Friday, January 14, 2011

The Power of the Holy Spirit

Tonight at our SP meeting we discussed a book called Reimagining Evangelism. The word evangelism tends to make me cringe. Maybe some of you share my sentiment. I want to tell people about the loving goodness and power of God, but prefer to speak with my actions rather than words. I always justified my silence by blaming my introverted personality and fear of talking to new people. While I have no doubt that the Lord can use my actions and behind the scenes service to glorify him, it unfortunately doesn't give me a free pass to avoid participating in works of evangelism.

There were two themes that this book really stressed. First, that we should shift our mindset about evangelism from activism to collaboration. It's not about how much we can do to reach people for the kingdom of God, but it's about collaborating with the work of the Holy Spirit and being sensitive to its leading. Second, evangelism is all about learning to tell our own story. "...people today tend to distrust logic and truth when it is expressed propositionally and dogmatically. But when our truth is enfleshed in the stories of our lives, people are interested" (p. 85).

Our internship class is heading into a very busy and stretching season. February 1 marks the beginning of our "ministry projects". We're not yet sure what our ministry project will consist of, but what we do know is that we will be making an intense commitment to our neighbors/neighborhood and to being faithful to the ministry to which God calls us. Our schedule will be very full with SP meetings, ministry obligations, and regular encounters with our neighbors.

This season of the internship is also a great season to really be thinking about evangelism. It's clear that the Lord is really going to challenge and stretch our team to know our neighbors. And I think he will also grow us in the way of evangelism - calling us to be bold, to take risks, and to overcome our insecurities and fears. It's with excitement and reservation that I type these words. I desire so badly to grow in evangelism, but I also cringe at the thought of talking to strangers and talking about spirituality.

At the end of our meeting, our staff guy, Brad, wanted to spend some time in prayer. Instead of praying in general for our team he asked if one person might be willing to ask for prayer, confessing their fears and voicing their desire to grow and change through the power of the Holy Spirit. After a few seconds of conviction and slight panic, I voiced my desire for prayer. I've always yearned to be bathed in prayer, asking for the baptism of the Holy Spirit.
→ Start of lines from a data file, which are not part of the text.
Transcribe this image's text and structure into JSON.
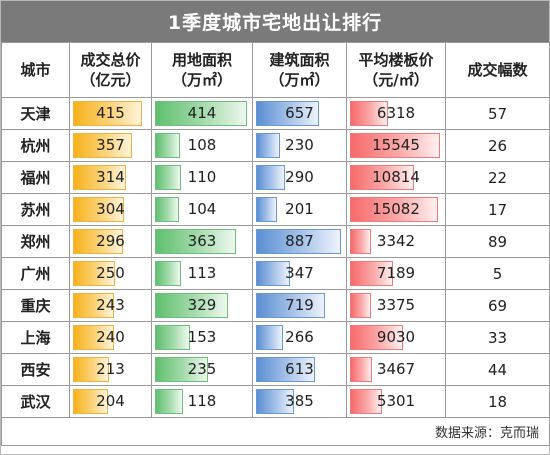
{
  "title": "1季度城市宅地出让排行",
  "headers": {
    "city": "城市",
    "deal_total": [
      "成交总价",
      "（亿元）"
    ],
    "land_area": [
      "用地面积",
      "（万㎡）"
    ],
    "build_area": [
      "建筑面积",
      "（万㎡）"
    ],
    "avg_floor_price": [
      "平均楼板价",
      "（元/㎡）"
    ],
    "premium": "成交幅数"
  },
  "colors": {
    "title_bg": "#7a7a7a",
    "gold": "#f7b21b",
    "green": "#5fbf6e",
    "blue": "#5b8fd3",
    "red": "#f76a6a"
  },
  "rows": [
    {
      "city": "天津",
      "deal_total": 415,
      "land_area": 414,
      "build_area": 657,
      "avg_floor_price": 6318,
      "count": 57
    },
    {
      "city": "杭州",
      "deal_total": 357,
      "land_area": 108,
      "build_area": 230,
      "avg_floor_price": 15545,
      "count": 26
    },
    {
      "city": "福州",
      "deal_total": 314,
      "land_area": 110,
      "build_area": 290,
      "avg_floor_price": 10814,
      "count": 22
    },
    {
      "city": "苏州",
      "deal_total": 304,
      "land_area": 104,
      "build_area": 201,
      "avg_floor_price": 15082,
      "count": 17
    },
    {
      "city": "郑州",
      "deal_total": 296,
      "land_area": 363,
      "build_area": 887,
      "avg_floor_price": 3342,
      "count": 89
    },
    {
      "city": "广州",
      "deal_total": 250,
      "land_area": 113,
      "build_area": 347,
      "avg_floor_price": 7189,
      "count": 5
    },
    {
      "city": "重庆",
      "deal_total": 243,
      "land_area": 329,
      "build_area": 719,
      "avg_floor_price": 3375,
      "count": 69
    },
    {
      "city": "上海",
      "deal_total": 240,
      "land_area": 153,
      "build_area": 266,
      "avg_floor_price": 9030,
      "count": 33
    },
    {
      "city": "西安",
      "deal_total": 213,
      "land_area": 235,
      "build_area": 613,
      "avg_floor_price": 3467,
      "count": 44
    },
    {
      "city": "武汉",
      "deal_total": 204,
      "land_area": 118,
      "build_area": 385,
      "avg_floor_price": 5301,
      "count": 18
    }
  ],
  "footer": "数据来源：克而瑞"
}
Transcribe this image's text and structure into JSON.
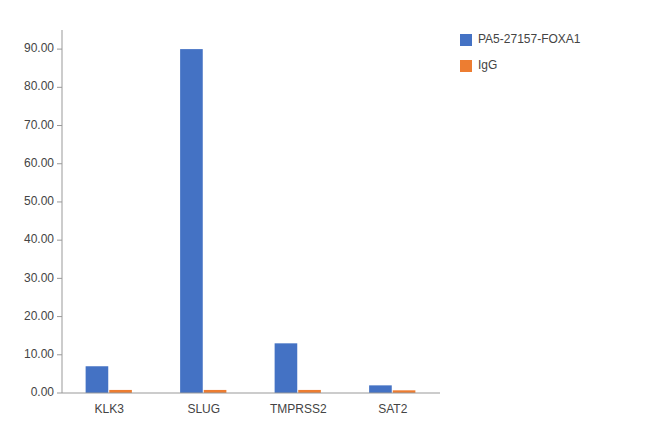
{
  "chart_data": {
    "type": "bar",
    "categories": [
      "KLK3",
      "SLUG",
      "TMPRSS2",
      "SAT2"
    ],
    "series": [
      {
        "name": "PA5-27157-FOXA1",
        "color": "#4472C4",
        "values": [
          7.0,
          90.0,
          13.0,
          2.0
        ]
      },
      {
        "name": "IgG",
        "color": "#ED7D31",
        "values": [
          0.8,
          0.8,
          0.8,
          0.7
        ]
      }
    ],
    "ylim": [
      0,
      95
    ],
    "yticks": [
      {
        "value": 0.0,
        "label": "0.00"
      },
      {
        "value": 10.0,
        "label": "10.00"
      },
      {
        "value": 20.0,
        "label": "20.00"
      },
      {
        "value": 30.0,
        "label": "30.00"
      },
      {
        "value": 40.0,
        "label": "40.00"
      },
      {
        "value": 50.0,
        "label": "50.00"
      },
      {
        "value": 60.0,
        "label": "60.00"
      },
      {
        "value": 70.0,
        "label": "70.00"
      },
      {
        "value": 80.0,
        "label": "80.00"
      },
      {
        "value": 90.0,
        "label": "90.00"
      }
    ],
    "grid": false,
    "legend": "right"
  }
}
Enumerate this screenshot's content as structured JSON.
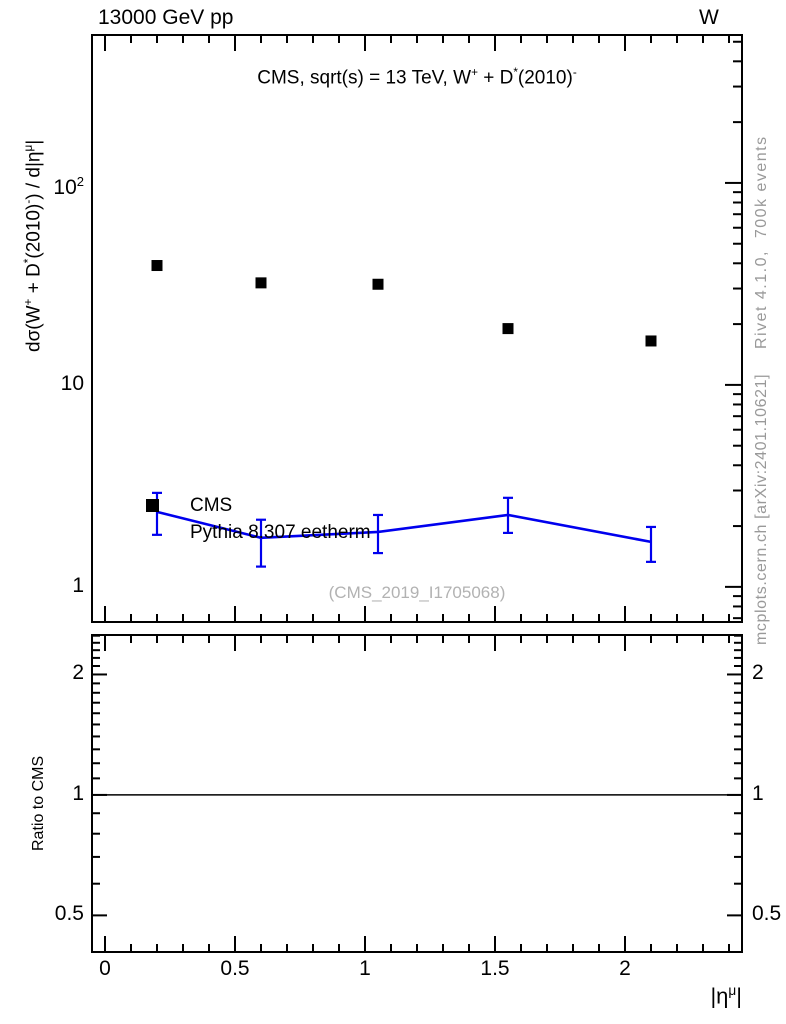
{
  "labels": {
    "header_left": "13000 GeV pp",
    "header_right": "W",
    "panel_title": {
      "p1": "CMS, sqrt(s) = 13 TeV, W",
      "s1": "+",
      "p2": " + D",
      "s2": "*",
      "p3": "(2010)",
      "s3": "-"
    },
    "y_axis": {
      "p1": "dσ(W",
      "s1": "+",
      "p2": " + D",
      "s2": "*",
      "p3": "(2010)",
      "s3": "-",
      "p4": ") / d|η",
      "s4": "μ",
      "p5": "|"
    },
    "x_axis": {
      "p1": "|η",
      "s1": "μ",
      "p2": "|"
    },
    "ratio_y_axis": "Ratio to CMS",
    "legend_cms": "CMS",
    "legend_mc": "Pythia 8.307 eetherm",
    "watermark": "(CMS_2019_I1705068)",
    "note_top": "Rivet 4.1.0,  700k events",
    "note_bottom": "mcplots.cern.ch [arXiv:2401.10621]"
  },
  "colors": {
    "cms": "#000000",
    "mc": "#0000ee",
    "frame": "#000000",
    "note": "#999999",
    "watermark": "#b2b2b2"
  },
  "chart_data": {
    "type": "line",
    "title": "CMS, sqrt(s) = 13 TeV, W+ + D*(2010)-",
    "xlabel": "|eta^mu|",
    "ylabel": "dsigma(W+ + D*(2010)-) / d|eta^mu|",
    "x_range": [
      -0.05,
      2.45
    ],
    "y_scale": "log",
    "y_range": [
      0.67,
      540
    ],
    "grid": false,
    "legend_position": "top-left-inside",
    "x_ticks": {
      "values": [
        0,
        0.5,
        1,
        1.5,
        2
      ],
      "labels": [
        "0",
        "0.5",
        "1",
        "1.5",
        "2"
      ],
      "minor_step": 0.1
    },
    "y_ticks": {
      "values": [
        1,
        10,
        100
      ],
      "labels": [
        {
          "t": "1"
        },
        {
          "t": "10"
        },
        {
          "t": "10",
          "sup": "2"
        }
      ]
    },
    "series": [
      {
        "name": "CMS",
        "type": "scatter",
        "marker": "filled-square",
        "color": "#000000",
        "x": [
          0.2,
          0.6,
          1.05,
          1.55,
          2.1
        ],
        "y": [
          39,
          32,
          31.5,
          19,
          16.5
        ]
      },
      {
        "name": "Pythia 8.307 eetherm",
        "type": "line-errorbar",
        "color": "#0000ee",
        "x": [
          0.2,
          0.6,
          1.05,
          1.55,
          2.1
        ],
        "y": [
          2.35,
          1.75,
          1.87,
          2.27,
          1.67
        ],
        "y_lo": [
          1.81,
          1.26,
          1.47,
          1.85,
          1.33
        ],
        "y_hi": [
          2.92,
          2.15,
          2.27,
          2.76,
          1.98
        ]
      }
    ],
    "ratio_panel": {
      "ylabel": "Ratio to CMS",
      "y_scale": "log",
      "y_range": [
        0.405,
        2.51
      ],
      "y_ticks": {
        "values": [
          0.5,
          1,
          2
        ],
        "labels": [
          "0.5",
          "1",
          "2"
        ],
        "minor_step": 0.1
      },
      "reference_line_y": 1,
      "series_visible": []
    }
  }
}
I desire to be freed from my insecurities and fear of rejection. I desire to be fully secure in my identity in Christ and free to love and speak with authority. "For God has not given me a spirit of fear and timidity, but a spirit of power, of love, and of self-discipline" (2 Tim 1:7).

I was then blessed by about 20 minutes of prayer from my teammates. What a blessing! They voiced my desires and pleaded with the Holy Spirit to fill me and lead me. I was given the blessing of power and authority and my tongue was loosed to speak truth to whoever God puts in my path. I felt free, I felt empowered. I pray the Lord will continue to grow in me a spirit of power and authority and a passion for sharing his truth with my neighbors. May this change be real and lasting. Praise God!

1 comment:

  1. Absolutely beautiful, Ali! And way to go on reaching out and grabbing those prayers. That takes courage and humility. I sure love ya, friend!